A Pulitzer Prize-winning journalist, Danish Siddiqui had been covering the situation in Kandahar, Afghanistan over the last few days. Siddiqui had covered the 2020 Delhi riots, disturbing pictures  of burning dead bodies of Covid-19 dead during India's second wave

Danish Siddiqui, an award-winning photojournalist, was killed on Friday while covering a clash between Afghan security forces and Taliban fighters near a border crossing with Pakistan. The Pulitzer Prize-winning chief photographer had been covering the Afghan-Taliban clashes for Reuters over the last few days.
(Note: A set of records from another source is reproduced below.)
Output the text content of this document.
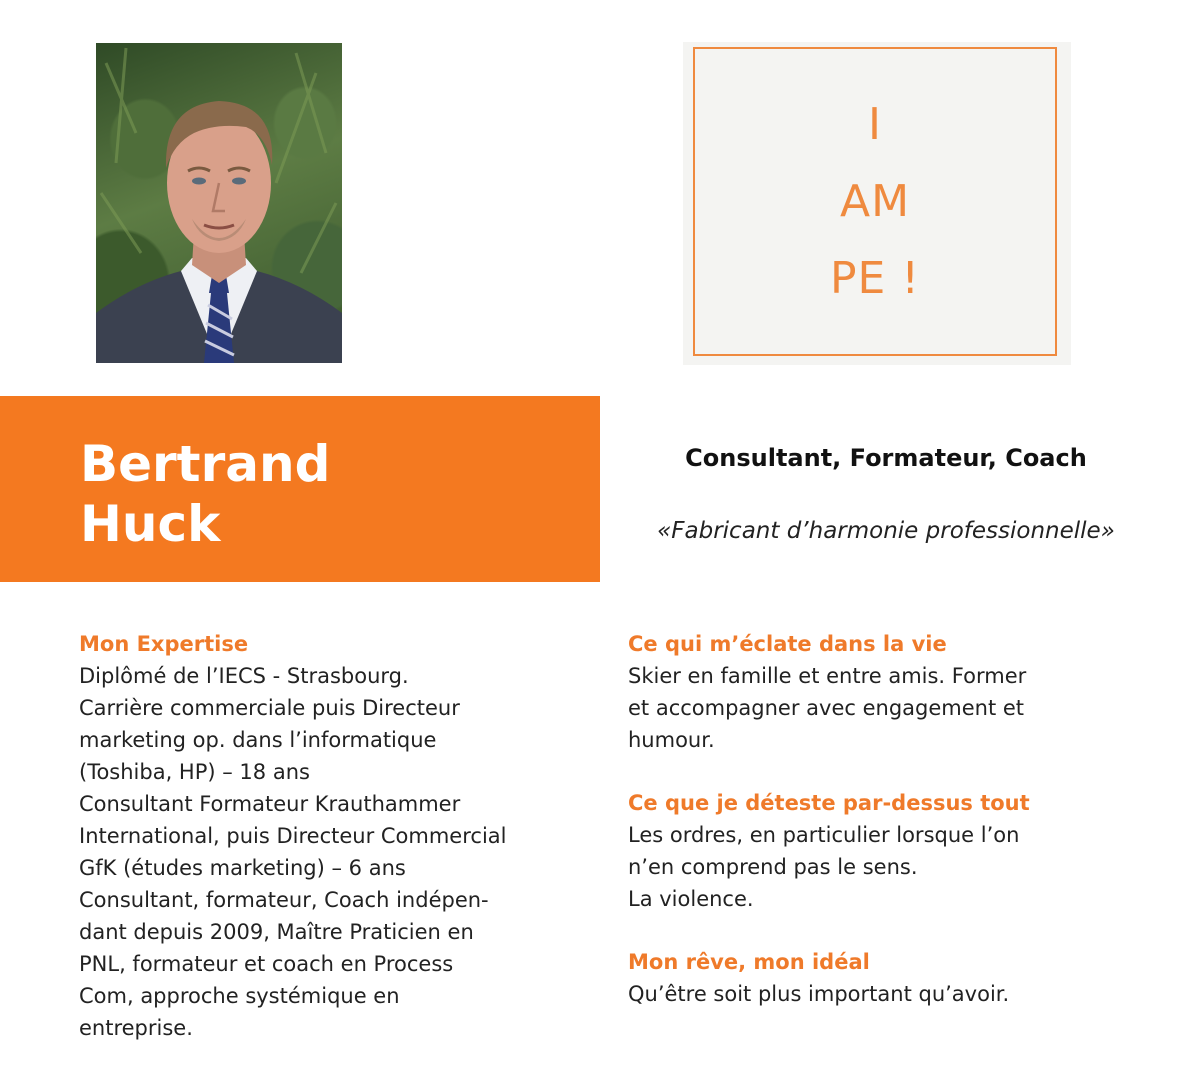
I
AM
PE !
Bertrand
Huck
Consultant, Formateur, Coach
«Fabricant d’harmonie professionnelle»
Mon Expertise

Diplômé de l’IECS - Strasbourg.
Carrière commerciale puis Directeur
marketing op. dans l’informatique
(Toshiba, HP) – 18 ans
Consultant Formateur Krauthammer
International, puis Directeur Commercial
GfK (études marketing) – 6 ans
Consultant, formateur, Coach indépen-
dant depuis 2009, Maître Praticien en
PNL, formateur et coach en Process
Com, approche systémique en
entreprise.

Ce qui m’éclate dans la vie

Skier en famille et entre amis. Former
et accompagner avec engagement et
humour.

Ce que je déteste par-dessus tout

Les ordres, en particulier lorsque l’on
n’en comprend pas le sens.
La violence.

Mon rêve, mon idéal

Qu’être soit plus important qu’avoir.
Afghan special forces were fighting to retake the main market area of Spin Boldak in the Kandahar district of Afghanistan when Siddiqui and a senior Afghan officer were killed in what Afghan officials described as Taliban crossfire.

Earlier this week, Siddiqui had been embedded with Afghan special forces in Kandahar to cover the conflict in the region.

On Friday, Siddiqui had told Reuters that he had been wounded in the arm by shrapnel while reporting on the clash. He was treated and had been recovering when Taliban fighters retreated from the fighting in Spin Boldak.

“We are urgently seeking more information, working with authorities in the region,” Reuters President Michael Friedenberg and Editor-in-Chief Alessandra Galloni said in a statement. “Danish was an outstanding journalist, a devoted husband and father, and a much-loved colleague. Our thoughts are with his family at this terrible time.”

Reuters, however, was unable to independently verify the details of the renewed fighting described by the Afghan military official, who asked not to be identified before Afghanistan’s Defence Ministry made a statement.

In New Delhi, the Spokesperson of the Ministry of External Affairs, while responding to media queries, said that “Our Ambassador in Kabul is in touch with Afghan authorities. We are keeping his family informed of the developments.”

Meanwhile, Afghanistan President Mohammad Ashraf Ghani said he is deeply saddened with the news of Siddiqui’s killing. “I am deeply saddened with the shocking reports that Reuters Photojournalist Danish Siddiqui was killed while covering the Taliban atrocities in Kandahar,” Ghani said in a tweet.

“While I extend my heartfelt condolences to Mr Siddiqui’s family and also to our media family. I reiterate my government’s unwavering commitment to freedom of speech and protection of free media and journalists,” he added.

Based in Mumbai, Siddiqui graduated with a degree in Economics from Jamia Millia Islamia, New Delhi. He also had a degree in Mass Communication from the AJK Mass Communication Research Centre at the same institute.

He began his career as a television news correspondent and later joined Reuters as an intern in 2010.

In 2018, Danish Siddiqui and his colleague Adnan Abidi became the first Indians to receive the Pulitzer Prize for Feature Photography for documenting the Rohingya refugee crisis.

Siddiqui had covered the 2020 Delhi riots, the Covid-19 pandemic, the Nepal earthquake in 2015, the Battle of Mosul in 2016-17, and the 2019–2020 protests in Hong Kong.

Siddiqui’s work has been widely published across global publications including New York Times, The Guardian, The Washington Post, Wall Street Journal, and National Geographic Magazine.

Condolences Pour In

Afghanistan’s Ambassador to India Farid Mamundzay said: “Deeply saddened by the sad news of the murder of a friend Danish Siddiqui in Kandahar last night. Indian journalist and Pulitzer Prize winner was with Afghan security forces when they were attacked by terrorists.”

Union Minister for Information and Broadcasting Anurag Thakur also expressed his condolences on the passing of Siddiqui. “Danish Siddiqui leaves behind an extraordinary body of work. He won the Pulitzer Prize for Photography and was embedded with the Afghan Forces in Kandahar… Sincere condolences. RIP,” he tweeted.